Kath Fontana, managing director of BAM FM, says that the BIM agenda is driving greater integration between construction and FM functions – and the prospect of longer profit cycles too.
Kath Fontana
Construction companies are doing more facilities management. There is an ongoing shift from traditional outsourced standalone FM providers and towards businesses like BAM’s that harness the potential of integrated FM.
This convergence model offers services over a building’s whole lifecycle from conception to decommissioning. Integrating FM expertise is delivering better margins and a potential for longer profit cycles from what we build. This theme emerged when I spoke at the Workplace Futures Conference for the FM industry. It will require FM providers to think carefully about their business models and it has several implications.
Construction companies, and importantly clients, increasingly understand the value of involving facilities managers earlier in the project and even throughout it, to create more efficient buildings. So FMs will no longer be required to turn up at the end and do what they can with incomplete O&M manuals, desperately trying to run a building that was not designed with facilities management in mind. Instead, facilities managers will be involved horizontally, across the building lifecycle, much like a surveyor or a sustainability adviser might be.
We’re already beginning to see design and construction contracts that are building in maintenance for an initial two or three years. Enabling this move into a cross-disciplinary model for facilities managers is our use of BIM. BIM has brought facilities management design decisions to the fore, and made clients think about how they want their building to work (and not just how it looks and how people will move through it) at design stage.
"FMs will no longer be required to turn up at the end and do what they can with incomplete O&M manuals, desperately trying to run a building that was not designed with facilities management in mind."
It’s making construction teams consider services in more detail – not just that a specific room needs three sockets but exactly how they need to build the concrete frame so that the sockets can come out at the right point for the kitchen’s kettle or the CEO’s phone. I’m not saying this doesn’t happen already, merely that BIM is enabling these details to be considered and discussed earlier and more meaningfully.
BIM is also allowing us to gather more data about the buildings. That leads to another benefit: transparency. Capturing more data – and more usable data – about the building informs future FM strategies, ultimately making the building better. It becomes more efficient to run and requires engineers to spend less time on site fixing things. BIM is allowing clients to understand what facilities management actually is. Everything will be increasingly recorded, and abnormalities in service flagged up – and that means we need to ensure our focus is squarely on service and delivery.
You can panic about this and see it as a bit too “Big Brother” but the transparency this data brings is a significant opportunity. If we’re all working from the same BIM model with integrated FM data, then there will be much less opportunity to differentiate through cost. So FMs will need to do even more to add value and innovate.

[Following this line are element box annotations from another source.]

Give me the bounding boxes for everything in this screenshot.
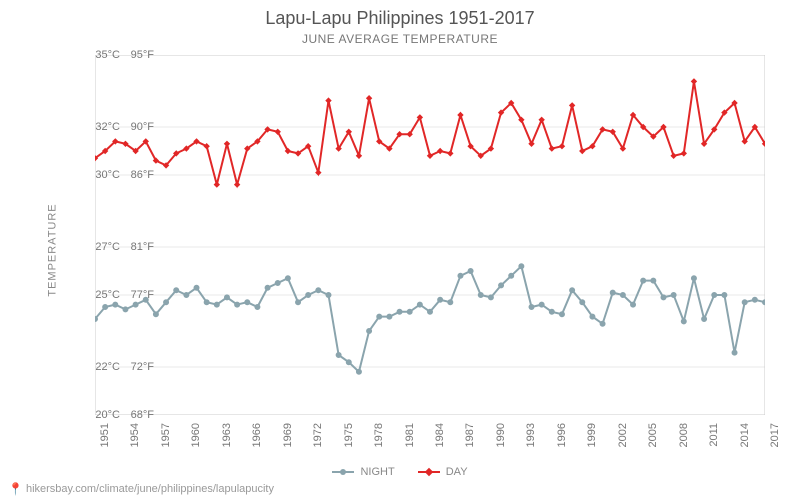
ytick-c: 22°C — [80, 361, 120, 373]
xtick: 1963 — [221, 423, 233, 447]
legend-swatch-night — [332, 471, 354, 473]
ytick-c: 25°C — [80, 289, 120, 301]
xtick: 1981 — [404, 423, 416, 447]
legend-item-day: DAY — [418, 466, 468, 478]
legend: NIGHT DAY — [0, 464, 800, 478]
ytick-f: 77°F — [124, 289, 154, 301]
xtick: 1984 — [434, 423, 446, 447]
footer: 📍 hikersbay.com/climate/june/philippines… — [8, 482, 274, 496]
ytick-f: 95°F — [124, 49, 154, 61]
legend-label-night: NIGHT — [360, 466, 394, 478]
legend-item-night: NIGHT — [332, 466, 394, 478]
legend-label-day: DAY — [446, 466, 468, 478]
xtick: 2008 — [678, 423, 690, 447]
xtick: 1966 — [251, 423, 263, 447]
ytick-f: 90°F — [124, 121, 154, 133]
ytick-f: 81°F — [124, 241, 154, 253]
ytick-c: 35°C — [80, 49, 120, 61]
ytick-f: 68°F — [124, 409, 154, 421]
map-pin-icon: 📍 — [8, 482, 23, 496]
xtick: 1996 — [556, 423, 568, 447]
ytick-f: 86°F — [124, 169, 154, 181]
xtick: 1999 — [586, 423, 598, 447]
ytick-c: 32°C — [80, 121, 120, 133]
xtick: 1972 — [312, 423, 324, 447]
xtick: 1957 — [160, 423, 172, 447]
ytick-c: 27°C — [80, 241, 120, 253]
ytick-c: 30°C — [80, 169, 120, 181]
xtick: 1987 — [464, 423, 476, 447]
temperature-chart: Lapu-Lapu Philippines 1951-2017 JUNE AVE… — [0, 0, 800, 500]
ytick-c: 20°C — [80, 409, 120, 421]
legend-swatch-day — [418, 471, 440, 473]
xtick: 2017 — [769, 423, 781, 447]
xtick: 1993 — [525, 423, 537, 447]
xtick: 1969 — [282, 423, 294, 447]
xtick: 2005 — [647, 423, 659, 447]
xtick: 2002 — [617, 423, 629, 447]
diamond-icon — [424, 468, 432, 476]
chart-svg — [95, 55, 765, 415]
footer-text: hikersbay.com/climate/june/philippines/l… — [26, 483, 274, 495]
xtick: 1978 — [373, 423, 385, 447]
plot-area — [95, 55, 765, 415]
y-axis-label: TEMPERATURE — [47, 203, 59, 296]
xtick: 2011 — [708, 423, 720, 447]
xtick: 1951 — [99, 423, 111, 447]
chart-subtitle: JUNE AVERAGE TEMPERATURE — [0, 32, 800, 46]
ytick-f: 72°F — [124, 361, 154, 373]
circle-icon — [340, 469, 346, 475]
xtick: 1954 — [129, 423, 141, 447]
xtick: 1990 — [495, 423, 507, 447]
xtick: 2014 — [739, 423, 751, 447]
chart-title: Lapu-Lapu Philippines 1951-2017 — [0, 8, 800, 29]
xtick: 1975 — [343, 423, 355, 447]
xtick: 1960 — [190, 423, 202, 447]
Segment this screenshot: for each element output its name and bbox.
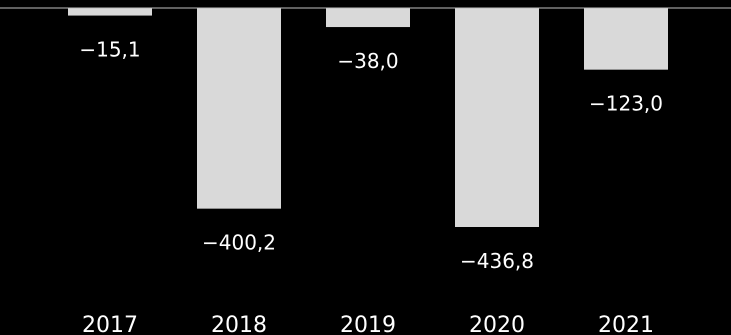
value-label-2018: −400,2 xyxy=(202,231,276,255)
category-labels-group: 2017 2018 2019 2020 2021 xyxy=(82,313,654,335)
value-label-2019: −38,0 xyxy=(337,49,398,73)
value-label-2020: −436,8 xyxy=(460,249,534,273)
value-label-2021: −123,0 xyxy=(589,92,663,116)
category-label-2021: 2021 xyxy=(598,313,654,335)
value-label-2017: −15,1 xyxy=(79,38,140,62)
bar-2018 xyxy=(197,8,281,209)
value-labels-group: −15,1 −400,2 −38,0 −436,8 −123,0 xyxy=(79,38,663,273)
bar-2017 xyxy=(68,8,152,16)
category-label-2019: 2019 xyxy=(340,313,396,335)
bars-group xyxy=(68,8,668,227)
bar-2021 xyxy=(584,8,668,70)
bar-2019 xyxy=(326,8,410,28)
bar-2020 xyxy=(455,8,539,227)
category-label-2018: 2018 xyxy=(211,313,267,335)
category-label-2020: 2020 xyxy=(469,313,525,335)
category-label-2017: 2017 xyxy=(82,313,138,335)
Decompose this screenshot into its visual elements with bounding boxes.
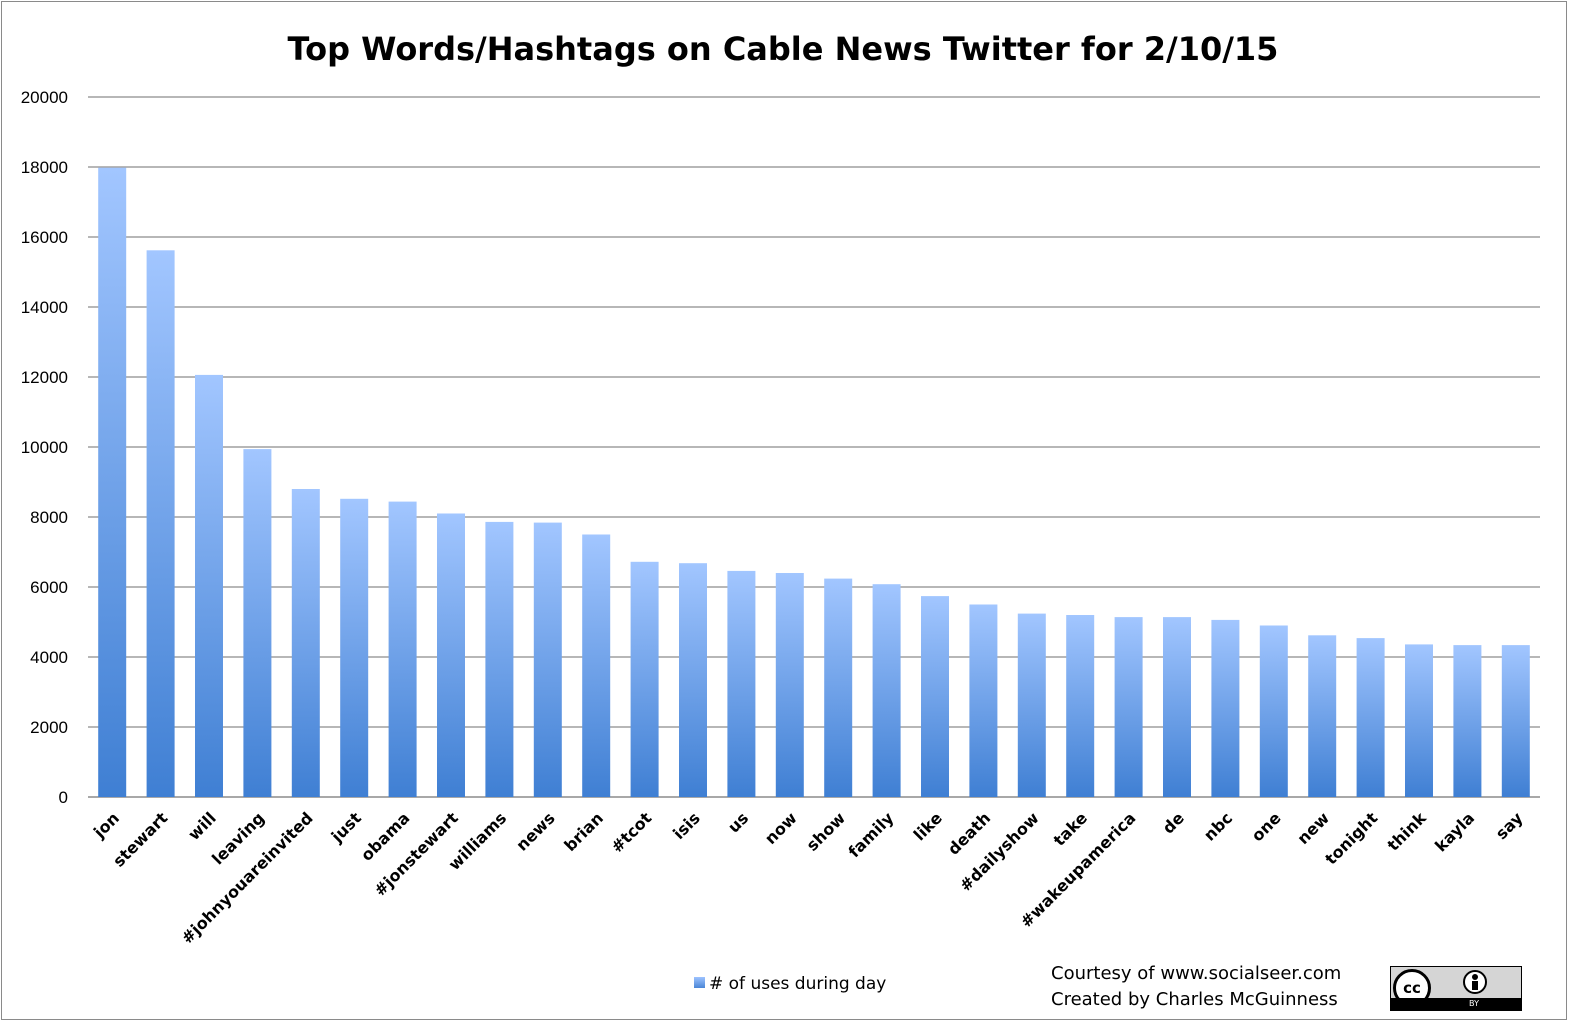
bar-us bbox=[727, 570, 756, 797]
x-tick-label: just bbox=[327, 808, 365, 846]
y-axis-ticks: 0 2000 4000 6000 8000 10000 12000 14000 16000 180… bbox=[21, 88, 68, 807]
bar-nbc bbox=[1211, 619, 1240, 797]
x-tick-label: say bbox=[1492, 808, 1527, 843]
y-tick-label: 6000 bbox=[30, 578, 68, 597]
x-tick-label: de bbox=[1159, 808, 1188, 837]
bar-like bbox=[921, 596, 949, 797]
bar-now bbox=[775, 573, 804, 797]
chart-title: Top Words/Hashtags on Cable News Twitter… bbox=[288, 30, 1279, 68]
bars bbox=[98, 167, 1530, 798]
x-tick-label: nbc bbox=[1200, 808, 1236, 844]
legend-swatch bbox=[694, 977, 705, 988]
y-tick-label: 8000 bbox=[30, 508, 68, 527]
y-tick-label: 14000 bbox=[21, 298, 68, 317]
x-tick-label: news bbox=[512, 808, 558, 854]
bar-just bbox=[340, 498, 369, 797]
x-tick-label: brian bbox=[560, 808, 607, 855]
bar-williams bbox=[485, 521, 514, 797]
x-tick-label: jon bbox=[89, 808, 123, 842]
by-label: BY bbox=[1469, 999, 1479, 1008]
y-tick-label: 10000 bbox=[21, 438, 68, 457]
y-tick-label: 4000 bbox=[30, 648, 68, 667]
bar-one bbox=[1259, 625, 1288, 797]
bar-de bbox=[1163, 617, 1191, 797]
creative-commons-by-icon: cc BY bbox=[1390, 966, 1522, 1011]
bar-brian bbox=[582, 534, 611, 797]
bar-take bbox=[1066, 615, 1095, 797]
bar-kayla bbox=[1453, 645, 1482, 797]
x-tick-label: now bbox=[761, 808, 801, 848]
x-tick-label: #jonstewart bbox=[370, 808, 462, 900]
x-tick-label: kayla bbox=[1431, 808, 1478, 855]
bar-death bbox=[969, 604, 998, 797]
x-tick-label: us bbox=[724, 808, 752, 836]
y-tick-label: 12000 bbox=[21, 368, 68, 387]
bar-will bbox=[195, 374, 223, 797]
x-tick-label: new bbox=[1293, 808, 1333, 848]
created-by-text: Created by Charles McGuinness bbox=[1051, 989, 1338, 1010]
bar-johnyouareinvited bbox=[291, 489, 320, 797]
bar-stewart bbox=[146, 250, 175, 798]
courtesy-text: Courtesy of www.socialseer.com bbox=[1051, 963, 1342, 984]
bar-obama bbox=[388, 501, 417, 797]
bar-think bbox=[1405, 644, 1433, 797]
bar-new bbox=[1308, 635, 1337, 797]
y-tick-label: 20000 bbox=[21, 88, 68, 107]
x-tick-label: take bbox=[1050, 808, 1091, 849]
bar-leaving bbox=[243, 449, 272, 797]
bar-say bbox=[1501, 645, 1530, 797]
x-tick-label: #tcot bbox=[607, 808, 655, 856]
x-tick-label: family bbox=[845, 808, 898, 861]
bar-tcot bbox=[630, 561, 659, 797]
legend-label: # of uses during day bbox=[709, 974, 887, 994]
bar-jon bbox=[98, 167, 127, 797]
bar-jonstewart bbox=[437, 513, 465, 797]
y-tick-label: 2000 bbox=[30, 718, 68, 737]
bar-show bbox=[824, 578, 853, 797]
badge-bottom-bar bbox=[1391, 998, 1521, 1010]
y-tick-label: 0 bbox=[59, 788, 68, 807]
bar-tonight bbox=[1356, 638, 1385, 797]
legend: # of uses during day bbox=[694, 974, 886, 994]
bar-family bbox=[872, 584, 901, 797]
bar-isis bbox=[679, 563, 707, 797]
x-tick-label: will bbox=[184, 808, 220, 844]
bar-news bbox=[533, 522, 562, 797]
bar-dailyshow bbox=[1017, 613, 1046, 797]
x-tick-label: tonight bbox=[1321, 808, 1381, 868]
x-tick-label: one bbox=[1248, 808, 1285, 845]
x-tick-label: show bbox=[803, 808, 850, 855]
attribution-person-icon bbox=[1463, 970, 1487, 994]
x-tick-label: like bbox=[910, 808, 946, 844]
footer-credits: Courtesy of www.socialseer.com Created b… bbox=[1051, 961, 1341, 1013]
grid-lines bbox=[88, 96, 1540, 798]
x-tick-label: isis bbox=[669, 808, 704, 843]
bar-wakeupamerica bbox=[1114, 617, 1143, 797]
x-tick-label: think bbox=[1383, 808, 1430, 855]
y-tick-label: 18000 bbox=[21, 158, 68, 177]
y-tick-label: 16000 bbox=[21, 228, 68, 247]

That’s why the new role of FMs throughout the project lifecycle makes sense. We can add value earlier. We can innovate earlier. And we can do that by moving our profession from a separate “industry” to an integrated discipline. Is it the beginning of the end for the FM industry? Perhaps. But if so, there are plenty of opportunities for FMs to raise their profile and be treated like the professionals they are at all stages of a building’s lifecycle. We just need to decide if we’re going adapt and thrive. A no brainer really.